You probably know the Kepler spacecraft as the famous planet-hunter that’s discovered more than half of all known exoplanets. But Kepler is in an extended mission now, called K2. NASA just announced a study (August 12, 2016) in which the craft was used for a wholly different purpose: to capture rotation or spin rates of stars in the Pleiades star cluster, also known as the Seven Sisters.

Have you seen the Pleiades? The cluster is easily visible to the eye from all parts of Earth, appearing as a tiny, misty dipper ascending in the east before dawn on these August mornings. The stars in the Pleiades are relatively young, only about 125 million years old in contrast to four-and-a-half billion years for our sun. All were born together relatively recently from a single cloud of gas and dust in space, and the stars still move together through space. Plus the cluster is relatively nearby at only 445 light-years away.

All these reasons explain why the Pleiades cluster is a good laboratory for studies of the way stars form and evolve, and how planets might evolve around them.

Luisa Rebull, a research scientist at the Infrared Processing and Analysis Center at Caltech in Pasadena, California, is the lead author of two new papers and a co-author on a third paper about the new findings, all being published in the Astronomical Journal. She explained:

We hope that by comparing our results to other star clusters, we will learn more about the relationship between a star’s mass, its age, and even the history of its solar system.

The astronomers’ statement explained that the Pleiades stars have reached stellar young adulthood, and that they’re likely spinning the fastest they ever will.

Rebull and colleagues used Kepler to measure the rotation rates of more than 750 stars in the Pleiades over a period of 72 days. Their measurements included about 500 of the lowest-mass, tiniest, and dimmest cluster members, whose rotations could not previously be detected from ground-based instruments. Kepler measured the rotations of these stars by picking up small changes in brightness from them, caused by starspots (analogous to sunspots on our sun). As stars rotate, their starspots come in and out of Kepler’s view. The astronomers’ statement explained:

During its observations of the Pleiades, a clear pattern emerged in the data: More massive stars tended to rotate slowly, while less massive stars tended to rotate rapidly.

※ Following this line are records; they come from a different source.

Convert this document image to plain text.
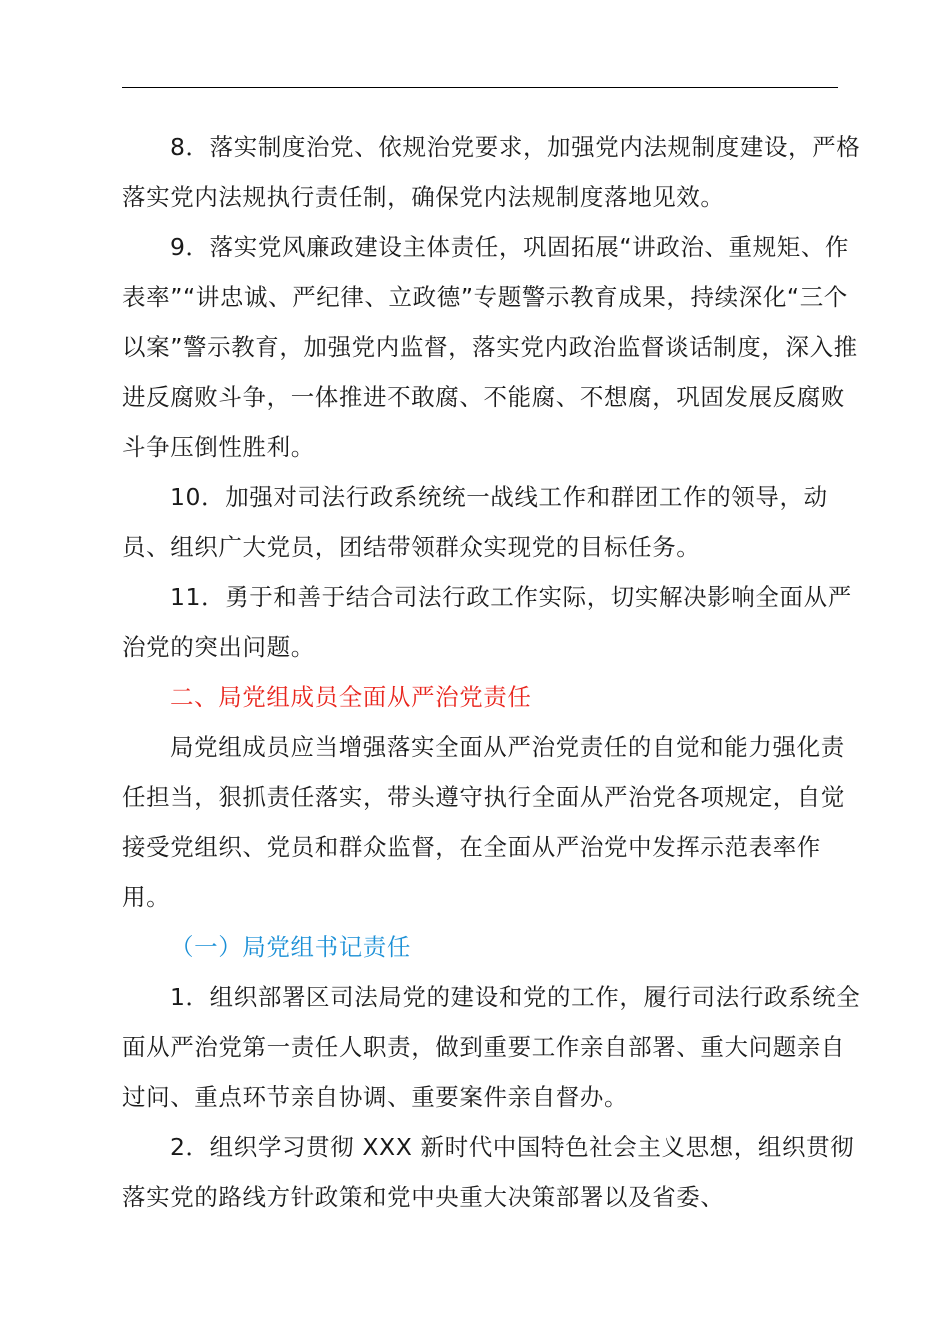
8．落实制度治党、依规治党要求，加强党内法规制度建设，严格落实党内法规执行责任制，确保党内法规制度落地见效。

9．落实党风廉政建设主体责任，巩固拓展“讲政治、重规矩、作表率”“讲忠诚、严纪律、立政德”专题警示教育成果，持续深化“三个以案”警示教育，加强党内监督，落实党内政治监督谈话制度，深入推进反腐败斗争，一体推进不敢腐、不能腐、不想腐，巩固发展反腐败斗争压倒性胜利。

10．加强对司法行政系统统一战线工作和群团工作的领导，动员、组织广大党员，团结带领群众实现党的目标任务。

11．勇于和善于结合司法行政工作实际，切实解决影响全面从严治党的突出问题。

二、局党组成员全面从严治党责任

局党组成员应当增强落实全面从严治党责任的自觉和能力强化责任担当，狠抓责任落实，带头遵守执行全面从严治党各项规定，自觉接受党组织、党员和群众监督，在全面从严治党中发挥示范表率作用。

（一）局党组书记责任

1．组织部署区司法局党的建设和党的工作，履行司法行政系统全面从严治党第一责任人职责，做到重要工作亲自部署、重大问题亲自过问、重点环节亲自协调、重要案件亲自督办。

2．组织学习贯彻 XXX 新时代中国特色社会主义思想，组织贯彻落实党的路线方针政策和党中央重大决策部署以及省委、
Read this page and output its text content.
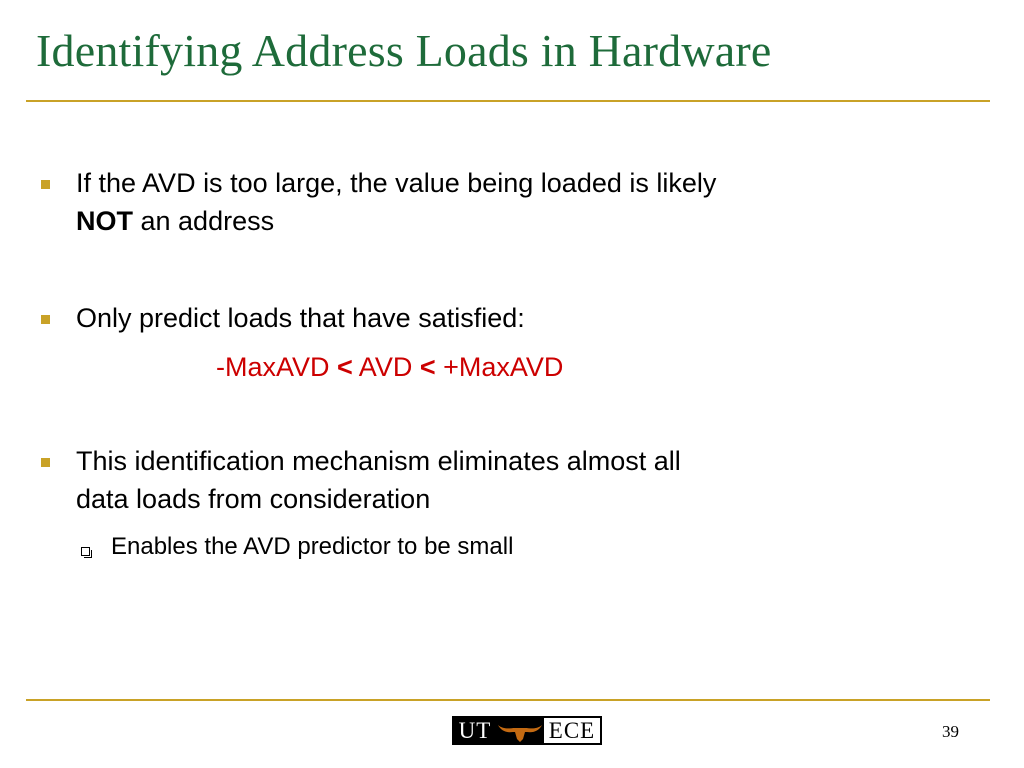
Identifying Address Loads in Hardware
If the AVD is too large, the value being loaded is likely
NOT an address
Only predict loads that have satisfied:
-MaxAVD < AVD < +MaxAVD
This identification mechanism eliminates almost all
data loads from consideration
Enables the AVD predictor to be small
UT ECE	39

The big-and-slow stars’ periods ranged from one to as many as 11 Earth-days.

Many low-mass stars, however, took less than a day to complete a pirouette. (For comparison, our sedate sun revolves fully just once every 26 days.) The population of slow-rotating stars includes some ranging from a bit larger, hotter and more massive than our sun, down to other stars that are somewhat smaller, cooler and less massive. On the far end, the fast-rotating, fleet-footed, lowest-mass stars possess as little as a tenth of our sun’s mass.

Rebel and colleagues believe the main source of these differing spin rates is the internal structure of the stars. Their statement said:

Larger stars have a huge core enveloped in a thin layer of stellar material undergoing a process called convection, familiar to us from the circular motion of boiling water. Small stars, on the other hand, consist almost entirely of convective, roiling regions.

As stars mature, the braking mechanism from magnetic fields more easily slows the spin rate of the thin, outermost layer of big stars than the comparatively thick, turbulent bulk of small stars.

Rebull and colleagues are now analyzing K2 mission data from an older star cluster, Praesepe, popularly known as the Beehive Cluster.

Read more via NASA/JPL

Bottom line: Astronomers used the famous planet-hunting Kepler spacecraft to measure the spin rates of stars in the Pleiades star cluster, also known as the Seven Sisters.